GÖRGÜ TANIKLARI: ARACA ATEŞ AÇILDI
Ancak valilik açıklamasının aksine görgü tanıkları kontrol noktasında durmayan araca direk ateş açıldığını söyledi. +Gerçek’in ulaştığı bir mahalle sakini, "Olay mahallede bulunan ortaokulun orada meydana geldi. O noktada bir kontrol noktası var. Asker ve korucular duruyor. Araç yaklaşınca durmuyor. Onlarda ateş açıyor. İçerde üst üste bindirilmiş mülteciler vardı. Mahalle arasında sapan araç çıkmaz sokağa girince duruyor. O sırada kaçan kaçıyor, kimisi yaralanıyor. Ölenler da oluyor" diye anlattı.

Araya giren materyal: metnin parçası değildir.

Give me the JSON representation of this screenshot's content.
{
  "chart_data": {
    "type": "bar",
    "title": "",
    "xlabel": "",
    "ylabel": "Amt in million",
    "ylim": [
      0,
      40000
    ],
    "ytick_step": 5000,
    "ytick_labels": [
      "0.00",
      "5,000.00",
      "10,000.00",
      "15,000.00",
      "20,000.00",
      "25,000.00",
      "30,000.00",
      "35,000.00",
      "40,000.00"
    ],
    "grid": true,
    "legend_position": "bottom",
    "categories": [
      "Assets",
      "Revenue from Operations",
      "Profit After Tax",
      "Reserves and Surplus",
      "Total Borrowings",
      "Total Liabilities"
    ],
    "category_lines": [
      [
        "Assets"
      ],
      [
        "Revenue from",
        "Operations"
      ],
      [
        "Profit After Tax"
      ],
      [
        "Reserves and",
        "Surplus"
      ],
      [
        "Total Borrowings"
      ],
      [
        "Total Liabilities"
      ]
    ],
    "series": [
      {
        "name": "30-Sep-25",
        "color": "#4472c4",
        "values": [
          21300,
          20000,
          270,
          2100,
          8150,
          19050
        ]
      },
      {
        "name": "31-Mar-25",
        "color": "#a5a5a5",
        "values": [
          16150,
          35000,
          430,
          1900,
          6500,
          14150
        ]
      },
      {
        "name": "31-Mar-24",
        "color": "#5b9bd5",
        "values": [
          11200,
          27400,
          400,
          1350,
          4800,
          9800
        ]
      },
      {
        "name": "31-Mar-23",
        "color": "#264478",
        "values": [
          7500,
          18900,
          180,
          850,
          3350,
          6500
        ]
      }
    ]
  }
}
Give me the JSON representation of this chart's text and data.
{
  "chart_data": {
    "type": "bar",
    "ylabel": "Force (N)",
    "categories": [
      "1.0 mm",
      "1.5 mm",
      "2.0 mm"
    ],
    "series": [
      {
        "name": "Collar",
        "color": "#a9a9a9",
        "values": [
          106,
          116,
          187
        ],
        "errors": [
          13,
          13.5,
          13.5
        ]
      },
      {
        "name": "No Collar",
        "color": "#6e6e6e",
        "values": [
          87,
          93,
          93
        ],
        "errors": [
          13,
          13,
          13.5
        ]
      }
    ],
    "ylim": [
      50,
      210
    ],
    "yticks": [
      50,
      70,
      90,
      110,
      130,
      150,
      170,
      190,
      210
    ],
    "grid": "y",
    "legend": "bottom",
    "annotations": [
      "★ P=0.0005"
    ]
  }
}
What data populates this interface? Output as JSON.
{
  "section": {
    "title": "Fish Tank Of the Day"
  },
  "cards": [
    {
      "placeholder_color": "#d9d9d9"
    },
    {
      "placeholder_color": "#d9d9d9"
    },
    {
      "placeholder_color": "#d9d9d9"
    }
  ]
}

KÖY MUHTARI: ARAÇTA KURŞUN DELİKLERİ VARDI
Karahisar mahalle muhtarı Kemal Tosun’da olayın okulun yanında bulunan kontrol noktasında gerçekleştiğini anlattı. Araç kontrol noktasına gelince durmaması üzerine ateş açıldığını ifade eden Tosun, olayın ardından savcı, vali, kaymakam ve alay komutanının köye geldiğini söyledi. Yaklaşan aracın durmaması üzerine ateş açıldığını anlatan Tosun, "Tabi mültecileri taşıyan araca ateş edilince, okulun yanında bulunan sokağa sapıyor. Kontrol noktasından 100-150 metre uzaklaşarak ara sokağa giriyor. Araç çıkmaz sokağa girince araç içinde bulunanlar kaçmaya başlıyor. 30 kişiyi köyde yakaladılar. 12 kişi yaralıydı. Bunlardan 20 kişi ise kaçtı. En son bize gelen bilgiye göre ölen kişi sayısı üçe yükselmiş" dedi.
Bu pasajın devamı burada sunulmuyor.